An SNP in human BDNF at codon 66 affects plasticity of the pharyngeal cortex to different forms of neurostimulation. Genetic analysis might help select specific forms of neurostimulation as therapeutics for patients with disorders such as dysphagic stroke.
脑源性神经营养因子(BDNF)的多态性可影响大脑和行为反应。然而,人们对 BDNF 密码子 66 位(约 33%的白种人存在的缬氨酸-蛋氨酸取代)单核苷酸多态性(SNP)对皮质-延髓系统刺激诱导可塑性的影响知之甚少。我们研究了这种 SNP 是否影响不同形式的神经刺激应用于咽肌皮质后的结果。
38 名健康志愿者接受单脉冲经颅磁刺激,诱导咽肌肌电图反应,从吞咽腔内导管记录。此后,志愿者接受咽电刺激或 2 种形式的重复(1 和 5 Hz)经颅磁刺激(rTMS)。用经颅磁刺激反复测量咽运动诱发电位,在 3 种神经刺激后长达 1 小时进行,并与 BDNF 密码子 66 位的 SNP(编码缬氨酸或蛋氨酸)相关。

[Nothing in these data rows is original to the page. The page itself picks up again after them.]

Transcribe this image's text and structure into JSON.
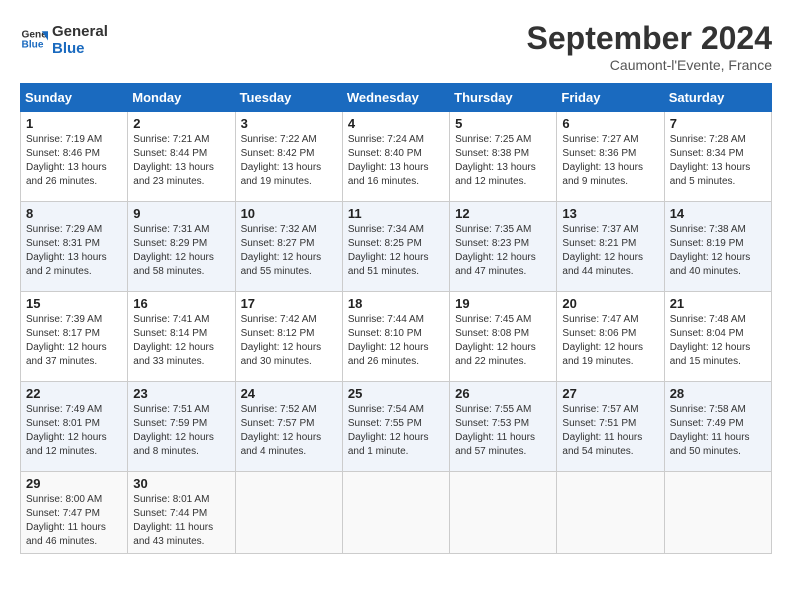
{
  "header": {
    "logo_line1": "General",
    "logo_line2": "Blue",
    "month": "September 2024",
    "location": "Caumont-l'Evente, France"
  },
  "days_of_week": [
    "Sunday",
    "Monday",
    "Tuesday",
    "Wednesday",
    "Thursday",
    "Friday",
    "Saturday"
  ],
  "weeks": [
    [
      {
        "day": "1",
        "info": "Sunrise: 7:19 AM\nSunset: 8:46 PM\nDaylight: 13 hours\nand 26 minutes."
      },
      {
        "day": "2",
        "info": "Sunrise: 7:21 AM\nSunset: 8:44 PM\nDaylight: 13 hours\nand 23 minutes."
      },
      {
        "day": "3",
        "info": "Sunrise: 7:22 AM\nSunset: 8:42 PM\nDaylight: 13 hours\nand 19 minutes."
      },
      {
        "day": "4",
        "info": "Sunrise: 7:24 AM\nSunset: 8:40 PM\nDaylight: 13 hours\nand 16 minutes."
      },
      {
        "day": "5",
        "info": "Sunrise: 7:25 AM\nSunset: 8:38 PM\nDaylight: 13 hours\nand 12 minutes."
      },
      {
        "day": "6",
        "info": "Sunrise: 7:27 AM\nSunset: 8:36 PM\nDaylight: 13 hours\nand 9 minutes."
      },
      {
        "day": "7",
        "info": "Sunrise: 7:28 AM\nSunset: 8:34 PM\nDaylight: 13 hours\nand 5 minutes."
      }
    ],
    [
      {
        "day": "8",
        "info": "Sunrise: 7:29 AM\nSunset: 8:31 PM\nDaylight: 13 hours\nand 2 minutes."
      },
      {
        "day": "9",
        "info": "Sunrise: 7:31 AM\nSunset: 8:29 PM\nDaylight: 12 hours\nand 58 minutes."
      },
      {
        "day": "10",
        "info": "Sunrise: 7:32 AM\nSunset: 8:27 PM\nDaylight: 12 hours\nand 55 minutes."
      },
      {
        "day": "11",
        "info": "Sunrise: 7:34 AM\nSunset: 8:25 PM\nDaylight: 12 hours\nand 51 minutes."
      },
      {
        "day": "12",
        "info": "Sunrise: 7:35 AM\nSunset: 8:23 PM\nDaylight: 12 hours\nand 47 minutes."
      },
      {
        "day": "13",
        "info": "Sunrise: 7:37 AM\nSunset: 8:21 PM\nDaylight: 12 hours\nand 44 minutes."
      },
      {
        "day": "14",
        "info": "Sunrise: 7:38 AM\nSunset: 8:19 PM\nDaylight: 12 hours\nand 40 minutes."
      }
    ],
    [
      {
        "day": "15",
        "info": "Sunrise: 7:39 AM\nSunset: 8:17 PM\nDaylight: 12 hours\nand 37 minutes."
      },
      {
        "day": "16",
        "info": "Sunrise: 7:41 AM\nSunset: 8:14 PM\nDaylight: 12 hours\nand 33 minutes."
      },
      {
        "day": "17",
        "info": "Sunrise: 7:42 AM\nSunset: 8:12 PM\nDaylight: 12 hours\nand 30 minutes."
      },
      {
        "day": "18",
        "info": "Sunrise: 7:44 AM\nSunset: 8:10 PM\nDaylight: 12 hours\nand 26 minutes."
      },
      {
        "day": "19",
        "info": "Sunrise: 7:45 AM\nSunset: 8:08 PM\nDaylight: 12 hours\nand 22 minutes."
      },
      {
        "day": "20",
        "info": "Sunrise: 7:47 AM\nSunset: 8:06 PM\nDaylight: 12 hours\nand 19 minutes."
      },
      {
        "day": "21",
        "info": "Sunrise: 7:48 AM\nSunset: 8:04 PM\nDaylight: 12 hours\nand 15 minutes."
      }
    ],
    [
      {
        "day": "22",
        "info": "Sunrise: 7:49 AM\nSunset: 8:01 PM\nDaylight: 12 hours\nand 12 minutes."
      },
      {
        "day": "23",
        "info": "Sunrise: 7:51 AM\nSunset: 7:59 PM\nDaylight: 12 hours\nand 8 minutes."
      },
      {
        "day": "24",
        "info": "Sunrise: 7:52 AM\nSunset: 7:57 PM\nDaylight: 12 hours\nand 4 minutes."
      },
      {
        "day": "25",
        "info": "Sunrise: 7:54 AM\nSunset: 7:55 PM\nDaylight: 12 hours\nand 1 minute."
      },
      {
        "day": "26",
        "info": "Sunrise: 7:55 AM\nSunset: 7:53 PM\nDaylight: 11 hours\nand 57 minutes."
      },
      {
        "day": "27",
        "info": "Sunrise: 7:57 AM\nSunset: 7:51 PM\nDaylight: 11 hours\nand 54 minutes."
      },
      {
        "day": "28",
        "info": "Sunrise: 7:58 AM\nSunset: 7:49 PM\nDaylight: 11 hours\nand 50 minutes."
      }
    ],
    [
      {
        "day": "29",
        "info": "Sunrise: 8:00 AM\nSunset: 7:47 PM\nDaylight: 11 hours\nand 46 minutes."
      },
      {
        "day": "30",
        "info": "Sunrise: 8:01 AM\nSunset: 7:44 PM\nDaylight: 11 hours\nand 43 minutes."
      },
      {
        "day": "",
        "info": ""
      },
      {
        "day": "",
        "info": ""
      },
      {
        "day": "",
        "info": ""
      },
      {
        "day": "",
        "info": ""
      },
      {
        "day": "",
        "info": ""
      }
    ]
  ]
}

与编码 Met66 的个体相比,编码 Val66 的 SNP 个体的咽电刺激显著增加了运动诱发电位的振幅,且存在很强的基因型-时间交互作用(F₈,₁₁₂ = 2.4;P =.018)。相比之下,编码 Met66 的 SNP 个体在 5-Hz rTMS 后潜伏期显著缩短(F₃,₆₀ = 4.9;P =.04)。此外,在编码 Met66 的 SNP 个体中,1-Hz rTMS 对振幅的预期抑制作用并未观察到(F₇,₁₄₀ = 2.23;P =.035)。
BDNF 密码子 66 位的 SNP 影响咽皮质对不同形式神经刺激的可塑性。遗传分析可能有助于选择特定形式的神经刺激作为吞咽障碍性卒中等疾病的治疗方法。